Pouco mais de 70 quilômetros ao sul de Paraty, um outro grupo de toninhas tem fornecido informações valiosas sobre como se comporta a espécie – que por muito tempo chegou a ser chamada de golfinho fantasma por pesquisadores, acostumados a trabalhar somente com o bicho morto.

Nas águas claras e calmas de Ubatuba, a equipe do biólogo Daniel Danilewicz, coordenador do Grupo de Estudos de Mamíferos Aquáticos do Rio Grande do Sul (Gemars), tem observado as toninhas como nunca antes pela ciência, com o uso de drones e sobrevoo de helicópteros e aviões.

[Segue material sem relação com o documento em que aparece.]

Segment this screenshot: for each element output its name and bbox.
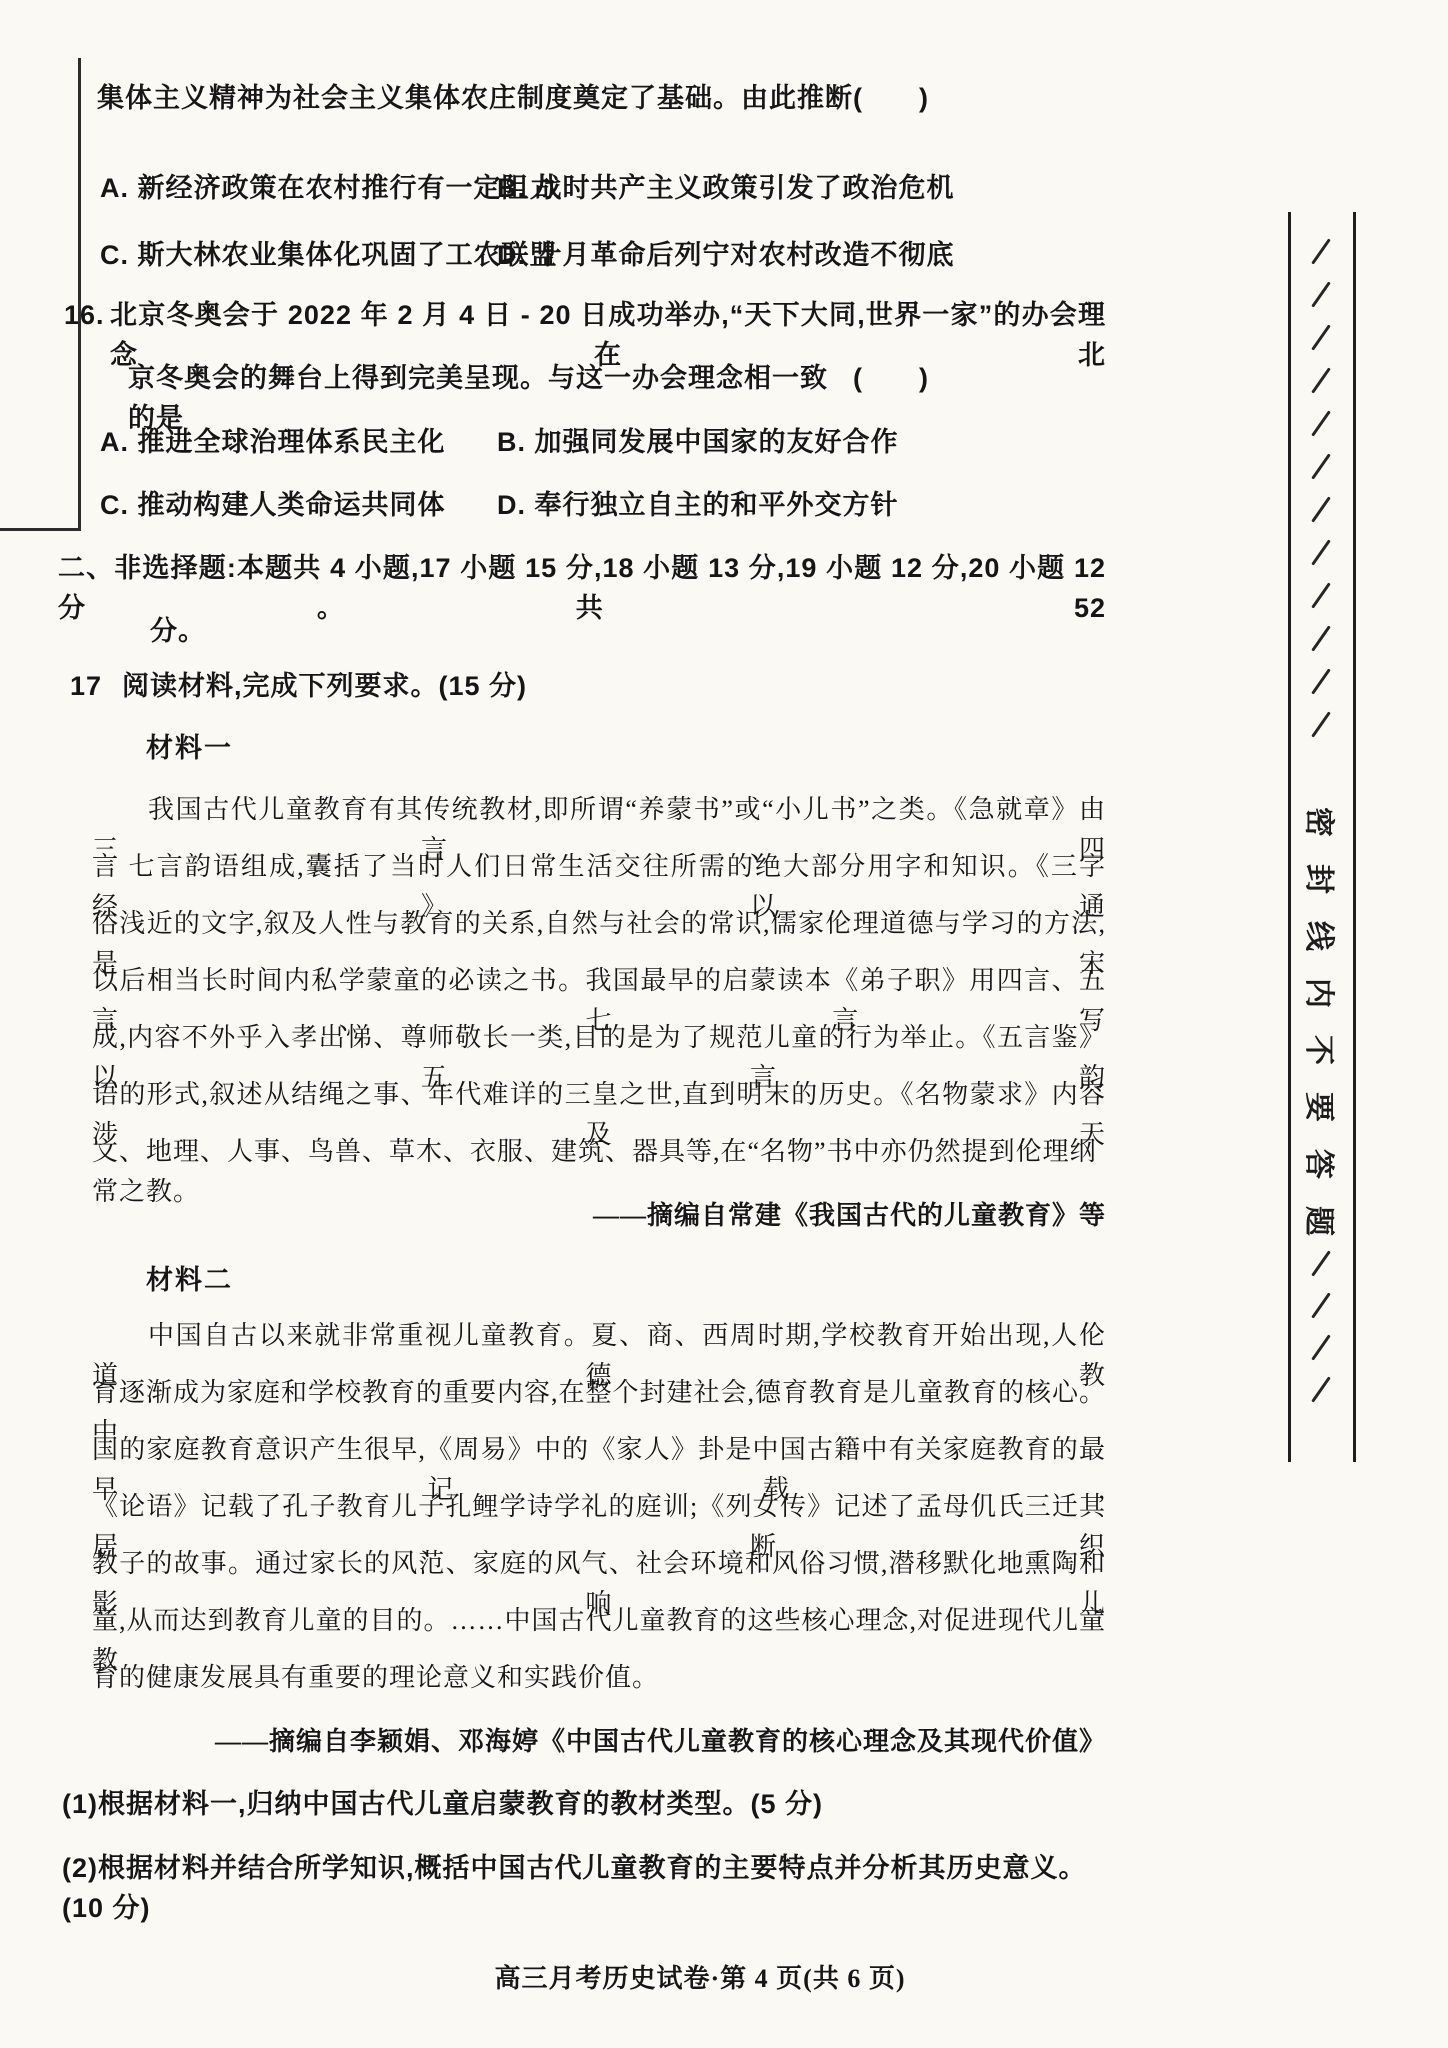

O próprio Danilewicz foi um dos que levou muitos anos até ver uma toninha viva. Ele começou a estudar a espécie em 1992 no Rio Grande do Sul, com animais mortos. Observou uma nadando a partir de um avião, muito rapidamente, só após 12 anos. Mas de perto, com a ajuda de drones, foi em 2016, em Ubatuba.

O pesquisador foi pioneiro no desenvolvimento de uma linha de pesquisa pelo ar para romper a barreira da dificuldade de avistar as toninhas a partir de embarcações. Este método, que é o mais usado para cetáceos, não serve, em geral, para toninhas. Além da timidez delas, as águas turvas comuns no Rio Grande do Sul, em Santa Catarina e Paraná impediam sua visualização.

A ideia de fazer pesquisas em Ubatuba ocorreu porque na região a água é bem clara e calma. Qualquer ondulação também dificulta o avistamento, mas quando o mar está lisinho, elas são vistas facilmente. “Só então comecei a entender as toninhas, e isso foi emocionante. Começamos a derrubar várias ideias que existiam, de que é um bicho solitário, lento. Vimos que é carismático, anda em grupo, se move rápido atrás de peixe, forma família. É maravilhoso, mas ninguém conhecia.” As informações são do jornal O Estado de S. Paulo.